That’s according to a new study published by Agora Energiewende, a leading German think-tank dedicated to the German energy transition. The report – Current and Future Cost of Photovoltaics – projects the costs of solar photovoltaic on a global scale from now to the year 2050. (Scroll down for full report).

According to the report, the cost of producing solar power in the UK will have declined to between 4.2 and 10.3p/kWh by 2025, and by 2050 to as low as 2.0 to 7.4p/kWh.

However, these reductions are highly reliant on financial and regulatory frameworks due to the high capital intensity of photovoltaic installations. Poor regulation could affect interest rates and raise the cost of solar plants by up to 50%, the report concludes. 

It also says that most scenarios fundamentally underestimate the role of solar power in future energy systems by only foreseeing a small contribution from solar power. Agora says that a fundamental review of solar’s future role is necessary.

“The study shows that solar energy has become cheaper much more quickly than most experts had predicted and will continue to do so,” Agora Energiewende director Dr. Patrick Graichen said. “Governments that want to deliver lower cost energy for consumers should therefore reconsider their plans. Until now, most of them only anticipate a small share of solar power in the mix.

“In view of the extremely favourable costs, solar power will on the contrary play a prominent role. Favourable financing conditions and stable legal frameworks are vital conditions for cheap, clean solar electricity. It is up to policy makers to create and maintain these conditions.” Graichen added.

Solar discrimination

Commenting on the report, the Solar Trade Association‘s head of external affairs Leonie Greene told edie: “This report has a very timely lesson for UK policymakers; stable support makes for lower costs of finance, which makes for cheaper solar. Yet currently the solar industry is facing damaging uncertainty and potentially market contraction under both Contracts for Difference (CfD) and under the Feed-In Tariffs for larger roofs.” 

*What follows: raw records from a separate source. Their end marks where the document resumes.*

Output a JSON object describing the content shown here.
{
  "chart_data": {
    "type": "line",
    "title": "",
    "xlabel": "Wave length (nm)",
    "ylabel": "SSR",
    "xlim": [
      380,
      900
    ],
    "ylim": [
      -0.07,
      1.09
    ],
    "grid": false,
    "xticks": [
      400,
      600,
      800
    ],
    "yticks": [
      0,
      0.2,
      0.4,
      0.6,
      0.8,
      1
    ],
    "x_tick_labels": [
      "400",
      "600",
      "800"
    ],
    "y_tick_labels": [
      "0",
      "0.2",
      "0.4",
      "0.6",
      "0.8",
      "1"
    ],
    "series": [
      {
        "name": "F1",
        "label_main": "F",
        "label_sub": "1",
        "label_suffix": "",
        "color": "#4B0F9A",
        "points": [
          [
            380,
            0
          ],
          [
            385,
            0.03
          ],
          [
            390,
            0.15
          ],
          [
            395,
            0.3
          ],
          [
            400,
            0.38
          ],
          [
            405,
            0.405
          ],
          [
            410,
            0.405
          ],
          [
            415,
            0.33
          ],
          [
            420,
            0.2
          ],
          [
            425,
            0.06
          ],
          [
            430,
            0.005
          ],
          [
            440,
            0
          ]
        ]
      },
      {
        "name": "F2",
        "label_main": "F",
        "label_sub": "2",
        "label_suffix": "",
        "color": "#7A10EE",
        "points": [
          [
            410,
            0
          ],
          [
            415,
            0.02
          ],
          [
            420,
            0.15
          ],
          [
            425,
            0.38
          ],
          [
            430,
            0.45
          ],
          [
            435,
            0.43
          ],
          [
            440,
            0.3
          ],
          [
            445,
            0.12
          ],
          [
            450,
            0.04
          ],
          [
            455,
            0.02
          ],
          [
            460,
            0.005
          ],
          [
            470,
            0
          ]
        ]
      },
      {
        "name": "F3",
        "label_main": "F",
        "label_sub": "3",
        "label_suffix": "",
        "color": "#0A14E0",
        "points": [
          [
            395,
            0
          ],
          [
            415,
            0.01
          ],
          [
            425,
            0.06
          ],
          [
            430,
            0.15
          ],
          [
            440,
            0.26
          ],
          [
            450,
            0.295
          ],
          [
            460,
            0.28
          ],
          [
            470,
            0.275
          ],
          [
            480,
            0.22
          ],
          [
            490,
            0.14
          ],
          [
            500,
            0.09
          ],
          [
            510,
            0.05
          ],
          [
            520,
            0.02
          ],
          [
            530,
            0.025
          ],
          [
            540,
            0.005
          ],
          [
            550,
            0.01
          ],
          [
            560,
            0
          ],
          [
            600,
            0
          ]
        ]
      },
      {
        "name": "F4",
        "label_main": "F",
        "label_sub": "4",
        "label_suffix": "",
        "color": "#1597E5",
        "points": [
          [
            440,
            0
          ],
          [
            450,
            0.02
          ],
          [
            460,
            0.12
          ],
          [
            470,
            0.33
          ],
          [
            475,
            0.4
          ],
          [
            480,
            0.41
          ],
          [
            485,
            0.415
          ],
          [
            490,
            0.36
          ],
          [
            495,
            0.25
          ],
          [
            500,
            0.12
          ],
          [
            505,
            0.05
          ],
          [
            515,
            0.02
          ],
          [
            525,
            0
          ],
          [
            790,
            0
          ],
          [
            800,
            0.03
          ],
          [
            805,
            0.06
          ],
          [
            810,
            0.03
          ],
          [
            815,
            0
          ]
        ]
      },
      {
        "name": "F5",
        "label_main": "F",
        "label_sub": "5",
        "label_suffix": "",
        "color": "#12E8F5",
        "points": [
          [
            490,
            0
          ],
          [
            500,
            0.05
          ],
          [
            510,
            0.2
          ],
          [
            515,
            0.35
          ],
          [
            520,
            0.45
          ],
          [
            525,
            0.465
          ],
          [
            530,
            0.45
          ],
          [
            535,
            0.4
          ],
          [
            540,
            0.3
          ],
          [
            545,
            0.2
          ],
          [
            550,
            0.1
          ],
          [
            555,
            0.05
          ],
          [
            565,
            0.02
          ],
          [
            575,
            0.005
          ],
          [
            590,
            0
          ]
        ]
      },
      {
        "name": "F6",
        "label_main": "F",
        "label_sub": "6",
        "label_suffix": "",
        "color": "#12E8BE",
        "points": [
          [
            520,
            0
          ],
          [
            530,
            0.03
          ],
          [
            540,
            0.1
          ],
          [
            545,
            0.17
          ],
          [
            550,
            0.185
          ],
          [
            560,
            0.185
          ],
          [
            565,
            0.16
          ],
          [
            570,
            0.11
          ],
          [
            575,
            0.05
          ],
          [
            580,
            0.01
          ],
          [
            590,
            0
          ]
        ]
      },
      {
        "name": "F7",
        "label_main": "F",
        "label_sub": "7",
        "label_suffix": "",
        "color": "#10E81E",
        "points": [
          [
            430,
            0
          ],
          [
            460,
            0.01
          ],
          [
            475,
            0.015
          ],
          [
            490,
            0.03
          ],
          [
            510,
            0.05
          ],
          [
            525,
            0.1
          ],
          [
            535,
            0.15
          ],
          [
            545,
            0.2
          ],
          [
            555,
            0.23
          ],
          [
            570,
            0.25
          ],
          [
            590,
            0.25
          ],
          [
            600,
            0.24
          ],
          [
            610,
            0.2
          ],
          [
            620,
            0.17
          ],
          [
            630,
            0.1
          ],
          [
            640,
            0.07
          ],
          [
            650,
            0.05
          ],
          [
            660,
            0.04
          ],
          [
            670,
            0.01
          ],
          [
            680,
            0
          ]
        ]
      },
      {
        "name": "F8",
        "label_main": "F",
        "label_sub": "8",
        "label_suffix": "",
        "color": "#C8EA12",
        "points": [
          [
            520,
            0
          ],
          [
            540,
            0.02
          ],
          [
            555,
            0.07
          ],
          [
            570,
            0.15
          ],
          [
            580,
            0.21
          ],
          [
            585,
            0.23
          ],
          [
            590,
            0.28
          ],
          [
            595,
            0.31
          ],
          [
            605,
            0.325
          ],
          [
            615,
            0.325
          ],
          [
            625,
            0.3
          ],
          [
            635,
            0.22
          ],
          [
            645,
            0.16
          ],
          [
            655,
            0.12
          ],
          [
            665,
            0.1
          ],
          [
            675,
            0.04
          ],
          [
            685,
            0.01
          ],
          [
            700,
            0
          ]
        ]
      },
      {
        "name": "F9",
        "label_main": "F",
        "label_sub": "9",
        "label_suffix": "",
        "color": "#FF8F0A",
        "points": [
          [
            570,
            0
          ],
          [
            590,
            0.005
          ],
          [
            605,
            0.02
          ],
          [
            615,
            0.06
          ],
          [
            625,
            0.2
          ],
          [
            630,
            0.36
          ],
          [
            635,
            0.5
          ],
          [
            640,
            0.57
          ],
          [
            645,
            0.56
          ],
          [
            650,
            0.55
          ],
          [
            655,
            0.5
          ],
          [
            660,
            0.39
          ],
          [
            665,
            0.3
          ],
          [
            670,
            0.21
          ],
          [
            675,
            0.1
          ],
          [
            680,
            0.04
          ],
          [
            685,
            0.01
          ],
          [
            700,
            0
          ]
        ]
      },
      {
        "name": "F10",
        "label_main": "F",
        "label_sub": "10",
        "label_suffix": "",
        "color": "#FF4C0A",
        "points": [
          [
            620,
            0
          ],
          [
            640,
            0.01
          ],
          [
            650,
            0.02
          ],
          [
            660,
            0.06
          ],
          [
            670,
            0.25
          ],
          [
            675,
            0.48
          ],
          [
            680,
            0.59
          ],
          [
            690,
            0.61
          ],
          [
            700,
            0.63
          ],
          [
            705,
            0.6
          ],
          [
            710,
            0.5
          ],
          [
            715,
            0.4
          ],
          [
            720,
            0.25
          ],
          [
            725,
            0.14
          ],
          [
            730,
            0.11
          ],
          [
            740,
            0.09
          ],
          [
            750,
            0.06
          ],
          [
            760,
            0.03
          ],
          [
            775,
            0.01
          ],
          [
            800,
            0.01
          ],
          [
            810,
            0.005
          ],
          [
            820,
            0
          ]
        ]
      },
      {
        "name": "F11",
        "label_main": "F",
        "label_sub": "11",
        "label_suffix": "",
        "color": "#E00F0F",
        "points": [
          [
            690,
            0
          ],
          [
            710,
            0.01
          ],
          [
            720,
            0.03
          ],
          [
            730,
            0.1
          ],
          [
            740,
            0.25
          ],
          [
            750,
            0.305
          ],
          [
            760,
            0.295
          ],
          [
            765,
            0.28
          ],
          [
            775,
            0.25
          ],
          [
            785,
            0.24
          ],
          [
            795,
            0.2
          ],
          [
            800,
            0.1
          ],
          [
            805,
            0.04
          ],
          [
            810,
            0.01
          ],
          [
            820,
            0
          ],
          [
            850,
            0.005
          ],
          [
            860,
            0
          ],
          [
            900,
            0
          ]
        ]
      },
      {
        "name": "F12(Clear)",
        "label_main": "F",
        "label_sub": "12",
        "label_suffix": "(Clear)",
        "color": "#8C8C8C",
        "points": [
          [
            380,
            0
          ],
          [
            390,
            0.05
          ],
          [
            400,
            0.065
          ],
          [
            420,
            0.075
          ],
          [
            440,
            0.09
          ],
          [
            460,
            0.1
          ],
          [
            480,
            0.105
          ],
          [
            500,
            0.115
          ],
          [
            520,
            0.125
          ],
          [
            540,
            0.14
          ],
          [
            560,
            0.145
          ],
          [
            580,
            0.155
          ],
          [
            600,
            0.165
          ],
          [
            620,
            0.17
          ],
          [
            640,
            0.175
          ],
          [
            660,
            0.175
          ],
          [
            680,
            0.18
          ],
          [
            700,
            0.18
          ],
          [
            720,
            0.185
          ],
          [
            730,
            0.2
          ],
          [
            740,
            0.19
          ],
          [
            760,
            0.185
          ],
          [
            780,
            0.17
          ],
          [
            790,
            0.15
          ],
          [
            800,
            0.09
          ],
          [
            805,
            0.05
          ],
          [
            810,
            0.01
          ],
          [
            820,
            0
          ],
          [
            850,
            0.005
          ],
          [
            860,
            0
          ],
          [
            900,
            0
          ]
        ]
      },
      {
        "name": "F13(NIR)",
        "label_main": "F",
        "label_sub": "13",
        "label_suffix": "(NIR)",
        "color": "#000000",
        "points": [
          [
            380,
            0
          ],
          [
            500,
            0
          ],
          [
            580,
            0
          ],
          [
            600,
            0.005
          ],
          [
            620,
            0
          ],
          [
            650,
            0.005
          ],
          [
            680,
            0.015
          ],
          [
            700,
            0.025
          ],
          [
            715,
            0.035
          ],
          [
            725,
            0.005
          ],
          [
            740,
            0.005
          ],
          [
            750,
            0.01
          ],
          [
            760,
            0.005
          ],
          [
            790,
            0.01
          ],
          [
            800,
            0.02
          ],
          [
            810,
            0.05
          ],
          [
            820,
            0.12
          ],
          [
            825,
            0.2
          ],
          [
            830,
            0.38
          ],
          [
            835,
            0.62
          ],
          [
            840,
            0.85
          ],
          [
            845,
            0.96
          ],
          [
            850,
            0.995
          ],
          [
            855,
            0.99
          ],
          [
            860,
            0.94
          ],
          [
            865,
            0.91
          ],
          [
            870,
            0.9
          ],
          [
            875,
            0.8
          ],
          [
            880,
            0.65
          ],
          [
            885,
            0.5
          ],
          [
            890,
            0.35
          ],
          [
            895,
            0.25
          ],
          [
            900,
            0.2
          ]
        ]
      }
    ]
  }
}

“The next Government needs to act quickly to get the UK solar industry back on track to deliver its extraordinary cost reduction potential for the benefit of consumers. Solar is the most popular energy generation technology and potentially the first renewable to compete directly with fossil fuels without subsidy. It is therefore difficult to understand why solar is being discriminated against in the UK policy framework – after all, we are not asking for special treatment.” The STA added.

Halt development

The Government will announce the winners of CfD contracts on Thursday this week following the first round of auctions held earlier this year. The STA wants to see changes to the allocation process ahead of the next auction round in October 2015, claiming the scheme is discriminating against the solar industry. The STA fears competing for CfDs could seriously hamper the development of the solar industry in the UK and prevent solar reaching competitiveness with fossil fuel generation as early as it could.

Large-scale solar is prevented from applying for a share of the Renewables Obligation fund – £3.1bn in 2014/15 – two years ahead of other technologies, and despite being established for just two years it must compete with technologies that have been supported for a decade.

Decc figures released in January show that UK solar generation almost doubled over the past year, with approximately 5GW of capacity installed by the end of 2014, compared to 2.8GW at the end of 2013.